One source of inequity that will hopefully be addressed soon is the funding of vaccinations for the uninsured in private facilities. This is being increased as business works with the government to ramp up national capacity, at pharmacy chains, private clinics, mass sites and mines, with other employers getting shots not only into the arms of workers but also their families and communities.

There will be the capacity, private and public, for SA to achieve its vaccine targets. It needs to do so, not just to stop people dying and allowing the economy to reopen, but because if we don't make sure of using the 61-million doses we have contracted to buy, they will go elsewhere.

SA is unusual, if not unique, in that the private sector is financing part of the national rollout, with medical aids paying for their members. It's an excellent investment for them, even if one might ask whether private providers should be paying for something that is for the public good.

In practical terms, though, it complicates the payment process because there is no mechanism for private providers to charge the state the way they do medical aids.
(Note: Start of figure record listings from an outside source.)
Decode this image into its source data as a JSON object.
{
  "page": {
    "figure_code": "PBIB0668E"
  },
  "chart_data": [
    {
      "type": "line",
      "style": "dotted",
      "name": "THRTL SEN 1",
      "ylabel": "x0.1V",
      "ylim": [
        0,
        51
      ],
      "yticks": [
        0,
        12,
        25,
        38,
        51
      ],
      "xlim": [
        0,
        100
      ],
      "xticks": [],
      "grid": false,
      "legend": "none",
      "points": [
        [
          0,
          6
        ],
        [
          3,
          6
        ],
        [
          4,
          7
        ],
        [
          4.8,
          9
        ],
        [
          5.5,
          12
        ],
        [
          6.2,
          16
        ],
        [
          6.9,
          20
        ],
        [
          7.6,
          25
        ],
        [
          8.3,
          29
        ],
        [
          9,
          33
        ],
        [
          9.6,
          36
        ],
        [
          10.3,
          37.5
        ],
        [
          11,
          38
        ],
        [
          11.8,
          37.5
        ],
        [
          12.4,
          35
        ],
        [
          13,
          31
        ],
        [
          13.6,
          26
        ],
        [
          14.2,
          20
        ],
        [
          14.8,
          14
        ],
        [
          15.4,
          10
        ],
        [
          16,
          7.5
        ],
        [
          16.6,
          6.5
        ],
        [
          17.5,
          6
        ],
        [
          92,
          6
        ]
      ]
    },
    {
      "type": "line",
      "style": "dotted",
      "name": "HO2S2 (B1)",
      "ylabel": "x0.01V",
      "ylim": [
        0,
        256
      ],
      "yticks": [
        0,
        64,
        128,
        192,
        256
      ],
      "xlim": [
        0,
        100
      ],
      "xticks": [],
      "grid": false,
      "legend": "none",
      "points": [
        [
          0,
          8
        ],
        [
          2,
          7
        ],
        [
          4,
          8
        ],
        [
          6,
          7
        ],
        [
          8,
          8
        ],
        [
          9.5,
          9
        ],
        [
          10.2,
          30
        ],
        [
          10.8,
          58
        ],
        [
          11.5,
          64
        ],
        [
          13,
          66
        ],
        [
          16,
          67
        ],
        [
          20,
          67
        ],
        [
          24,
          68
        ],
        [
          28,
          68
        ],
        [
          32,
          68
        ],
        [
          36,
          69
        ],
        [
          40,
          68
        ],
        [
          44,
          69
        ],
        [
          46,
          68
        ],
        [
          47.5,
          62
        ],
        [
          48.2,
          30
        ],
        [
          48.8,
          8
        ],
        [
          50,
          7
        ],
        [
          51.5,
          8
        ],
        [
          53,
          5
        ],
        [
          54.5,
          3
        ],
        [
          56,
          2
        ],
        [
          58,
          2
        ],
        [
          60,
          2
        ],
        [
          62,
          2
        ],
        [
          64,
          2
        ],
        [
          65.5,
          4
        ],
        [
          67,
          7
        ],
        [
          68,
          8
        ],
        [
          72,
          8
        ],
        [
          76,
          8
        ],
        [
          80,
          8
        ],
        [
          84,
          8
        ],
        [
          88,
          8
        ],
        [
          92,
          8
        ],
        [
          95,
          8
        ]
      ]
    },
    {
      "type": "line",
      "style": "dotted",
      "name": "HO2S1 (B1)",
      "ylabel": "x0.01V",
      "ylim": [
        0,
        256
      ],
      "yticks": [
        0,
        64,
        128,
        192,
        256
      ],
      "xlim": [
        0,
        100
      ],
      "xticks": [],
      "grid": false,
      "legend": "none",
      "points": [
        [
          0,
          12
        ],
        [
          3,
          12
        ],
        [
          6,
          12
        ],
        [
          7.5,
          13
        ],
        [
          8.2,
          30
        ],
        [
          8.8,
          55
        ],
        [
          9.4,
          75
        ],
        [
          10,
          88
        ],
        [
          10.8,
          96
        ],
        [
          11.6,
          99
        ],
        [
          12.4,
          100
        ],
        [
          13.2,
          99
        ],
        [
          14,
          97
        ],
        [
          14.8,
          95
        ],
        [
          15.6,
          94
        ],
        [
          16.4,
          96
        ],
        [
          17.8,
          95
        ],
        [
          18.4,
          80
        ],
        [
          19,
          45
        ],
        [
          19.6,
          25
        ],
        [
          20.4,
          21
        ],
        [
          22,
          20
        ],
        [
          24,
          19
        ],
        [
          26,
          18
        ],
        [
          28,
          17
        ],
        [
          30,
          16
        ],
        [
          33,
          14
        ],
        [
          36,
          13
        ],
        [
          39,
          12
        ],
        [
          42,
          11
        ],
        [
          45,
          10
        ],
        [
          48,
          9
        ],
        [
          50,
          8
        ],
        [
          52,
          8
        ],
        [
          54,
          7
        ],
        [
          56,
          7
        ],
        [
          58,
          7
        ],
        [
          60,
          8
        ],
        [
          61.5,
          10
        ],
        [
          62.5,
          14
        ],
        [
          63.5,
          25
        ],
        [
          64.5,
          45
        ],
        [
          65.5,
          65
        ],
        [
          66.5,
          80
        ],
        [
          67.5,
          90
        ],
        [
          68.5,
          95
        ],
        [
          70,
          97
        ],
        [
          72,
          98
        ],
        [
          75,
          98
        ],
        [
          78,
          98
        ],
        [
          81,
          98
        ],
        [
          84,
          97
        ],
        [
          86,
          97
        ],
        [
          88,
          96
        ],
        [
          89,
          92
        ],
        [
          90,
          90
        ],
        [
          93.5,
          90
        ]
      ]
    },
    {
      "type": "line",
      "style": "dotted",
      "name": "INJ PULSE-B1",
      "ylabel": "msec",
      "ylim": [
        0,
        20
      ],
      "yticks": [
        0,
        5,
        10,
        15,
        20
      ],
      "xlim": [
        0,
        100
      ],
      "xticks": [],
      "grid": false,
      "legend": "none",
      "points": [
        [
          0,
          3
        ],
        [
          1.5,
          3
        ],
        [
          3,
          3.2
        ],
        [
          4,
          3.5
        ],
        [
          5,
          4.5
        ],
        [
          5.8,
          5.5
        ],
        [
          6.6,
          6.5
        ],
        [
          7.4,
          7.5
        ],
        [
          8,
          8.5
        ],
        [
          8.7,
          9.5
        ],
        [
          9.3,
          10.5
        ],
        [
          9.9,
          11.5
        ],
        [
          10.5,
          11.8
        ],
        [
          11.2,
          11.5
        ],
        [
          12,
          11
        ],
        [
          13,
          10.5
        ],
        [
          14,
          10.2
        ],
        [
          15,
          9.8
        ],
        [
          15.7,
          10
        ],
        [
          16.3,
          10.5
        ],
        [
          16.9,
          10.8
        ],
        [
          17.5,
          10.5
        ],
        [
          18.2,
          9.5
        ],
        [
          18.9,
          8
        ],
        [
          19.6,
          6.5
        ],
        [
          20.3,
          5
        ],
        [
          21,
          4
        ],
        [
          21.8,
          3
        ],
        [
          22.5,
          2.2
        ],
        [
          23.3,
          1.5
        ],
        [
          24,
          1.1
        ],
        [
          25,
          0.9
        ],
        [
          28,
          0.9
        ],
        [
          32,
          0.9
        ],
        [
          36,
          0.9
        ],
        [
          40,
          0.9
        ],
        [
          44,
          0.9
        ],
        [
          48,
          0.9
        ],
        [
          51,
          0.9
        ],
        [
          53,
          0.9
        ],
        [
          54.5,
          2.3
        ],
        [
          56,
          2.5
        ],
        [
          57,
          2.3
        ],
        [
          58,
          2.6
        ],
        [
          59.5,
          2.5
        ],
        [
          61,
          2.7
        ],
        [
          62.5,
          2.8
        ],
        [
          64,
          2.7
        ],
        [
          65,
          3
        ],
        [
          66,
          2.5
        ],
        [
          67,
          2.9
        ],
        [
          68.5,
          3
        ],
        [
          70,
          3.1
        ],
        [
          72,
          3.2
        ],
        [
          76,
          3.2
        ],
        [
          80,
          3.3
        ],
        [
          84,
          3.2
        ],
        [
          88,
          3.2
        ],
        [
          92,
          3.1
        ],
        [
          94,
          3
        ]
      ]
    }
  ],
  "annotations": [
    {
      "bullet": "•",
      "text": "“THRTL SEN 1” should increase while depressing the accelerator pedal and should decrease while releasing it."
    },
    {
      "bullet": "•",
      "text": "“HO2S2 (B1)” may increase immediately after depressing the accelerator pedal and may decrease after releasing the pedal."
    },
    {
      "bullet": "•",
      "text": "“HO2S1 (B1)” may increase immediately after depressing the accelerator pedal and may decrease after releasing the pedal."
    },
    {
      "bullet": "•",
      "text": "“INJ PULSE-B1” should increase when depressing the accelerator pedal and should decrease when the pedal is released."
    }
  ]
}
For now, that largely limits publicly funded over-60s to public hospitals and clinics, rather than enabling poorer people, and SA at large, to take advantage of facilities the private sector is gearing up. A solution is for SA's public-private rollout partnership to work as equitably and effectively as possible

Meanwhile, crushing though it may be to be categorised as "the elderly", I am cheered to have had my Pfizer.